University officials also said they have a 6-inch stack of e-mails about Al-Arian, the majority criticizing the Tampa-based university for employing him; some threatened to withdraw financial support.

The professor would not comment on the school's decision but has previously denied he supports terrorism, according to the AP. He has never been detained or charged with a crime.

Al-Arian, who is paid more than $67,000 a year as a computer science professor, is also a community activist who runs an Islamic school and community center.
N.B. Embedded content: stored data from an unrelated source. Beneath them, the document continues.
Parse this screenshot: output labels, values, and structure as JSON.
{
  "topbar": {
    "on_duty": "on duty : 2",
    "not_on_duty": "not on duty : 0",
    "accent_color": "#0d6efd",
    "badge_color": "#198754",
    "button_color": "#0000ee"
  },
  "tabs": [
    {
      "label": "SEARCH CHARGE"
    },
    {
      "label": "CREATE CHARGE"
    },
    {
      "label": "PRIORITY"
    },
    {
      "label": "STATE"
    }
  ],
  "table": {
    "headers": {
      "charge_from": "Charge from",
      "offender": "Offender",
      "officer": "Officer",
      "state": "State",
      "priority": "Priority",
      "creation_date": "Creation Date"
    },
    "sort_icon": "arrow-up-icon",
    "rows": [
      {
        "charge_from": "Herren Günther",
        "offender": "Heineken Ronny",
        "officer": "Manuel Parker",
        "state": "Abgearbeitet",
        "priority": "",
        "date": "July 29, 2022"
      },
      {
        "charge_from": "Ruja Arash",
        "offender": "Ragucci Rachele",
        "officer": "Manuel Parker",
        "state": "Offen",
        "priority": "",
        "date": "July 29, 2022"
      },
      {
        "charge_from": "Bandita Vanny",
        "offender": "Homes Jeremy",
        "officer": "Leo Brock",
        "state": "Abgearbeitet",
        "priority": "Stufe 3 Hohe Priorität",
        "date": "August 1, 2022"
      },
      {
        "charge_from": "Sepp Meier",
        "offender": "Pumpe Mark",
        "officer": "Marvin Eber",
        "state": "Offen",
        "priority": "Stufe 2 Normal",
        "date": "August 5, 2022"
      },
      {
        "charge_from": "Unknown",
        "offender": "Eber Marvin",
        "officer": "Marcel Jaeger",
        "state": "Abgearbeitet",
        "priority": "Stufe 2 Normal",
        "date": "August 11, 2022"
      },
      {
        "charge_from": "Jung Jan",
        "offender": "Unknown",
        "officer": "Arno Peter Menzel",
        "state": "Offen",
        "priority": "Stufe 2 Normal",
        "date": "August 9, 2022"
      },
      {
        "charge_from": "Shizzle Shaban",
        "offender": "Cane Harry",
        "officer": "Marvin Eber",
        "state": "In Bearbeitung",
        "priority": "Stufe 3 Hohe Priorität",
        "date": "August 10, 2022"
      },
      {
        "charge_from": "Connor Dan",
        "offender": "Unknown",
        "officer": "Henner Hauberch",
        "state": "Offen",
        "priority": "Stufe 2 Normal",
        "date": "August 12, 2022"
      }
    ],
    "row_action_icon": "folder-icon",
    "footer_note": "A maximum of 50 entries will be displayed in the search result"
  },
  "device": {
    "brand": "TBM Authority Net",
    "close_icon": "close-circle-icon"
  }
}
In addition, he founded the World and Islam Studies Enterprises, a now-defunct think tank that was headquartered at the university until the FBI raided it in 1995 and froze its assets.

The FBI and Immigration and Naturalization Service alleged that the think tank and a related Palestinian charity were a fund-raising front for terrorists. The charity held conferences that drew people later identified as terrorists, including Sheik Omar Abdel-Rahman, the blind Muslim cleric convicted of plotting to bomb five New York landmarks.

A former manager of the charity, Tarik Hamdi, was linked to Osama bin Laden's organization during the trial of four men convicted in the 1998 bombings of U.S. embassies in Africa. A former head of the think tank, Ramadan Abdulah Shallah, left in 1995 and resurfaced as the head of a terrorist organization, the Palestinian Islamic Jihad.

Al-Arian said he only knew the men as academics, and that their later links to terrorism "shocked" him.

Al-Arian has the right to have an independent arbitrator review his dismissal. He has 10 days to respond to the letter.